There has been much talk in the media about the top 1% in our country thanks to the Occupy Wall Street protests and the discussion in Washington about raising taxes on those who have higher incomes. The IRS has released some interesting information that the top 1% of all filers paid 36.7% of all federal income taxes in 2009 which is the most recent year this information was analayzed. This share of taxes paid is down from 38% the prior year.

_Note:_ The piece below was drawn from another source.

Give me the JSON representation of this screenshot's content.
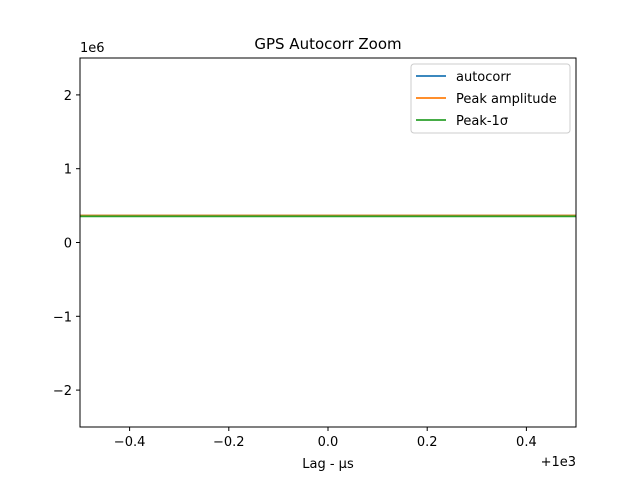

To qualify for the top 1% of earners in 2009 you needed an adjusted gross income at at least $343,927. Of course this just looks at income. There are certainly plenty of retired (or semi-retired) folks with a fairly large net worth who no longer have a large income. I’m sure the protestors on Wall Street would consider someone with a multi-million dollar net worth but a low tax obligation to be part of this 1% group.
So, if you are not in the top 1% of earners you are probably wondering where you may be relative to the rest of that make up the other 99%? The highest 5% of earners had adjusted gross income of at least $154,643. (The top 5% of filers paid 58.7% of total federal income taxes in 2009.) The top 10% had adjusted gross income of at least $112,124 and accounted for 70.5% of all federal income taxes paid. The bottom 50% of filers paid 2.25% of all federal income taxes.
Now, it is important to remember that the above numbers are for federal income taxes. Payroll taxes (Social Security and Medicare) are borne largely by those with incomes under $100,000 so while the bottom 50% of all filers only accounted for 2.25% of federal incomes taxes, the share of total tax burden for this group was certainly much higher.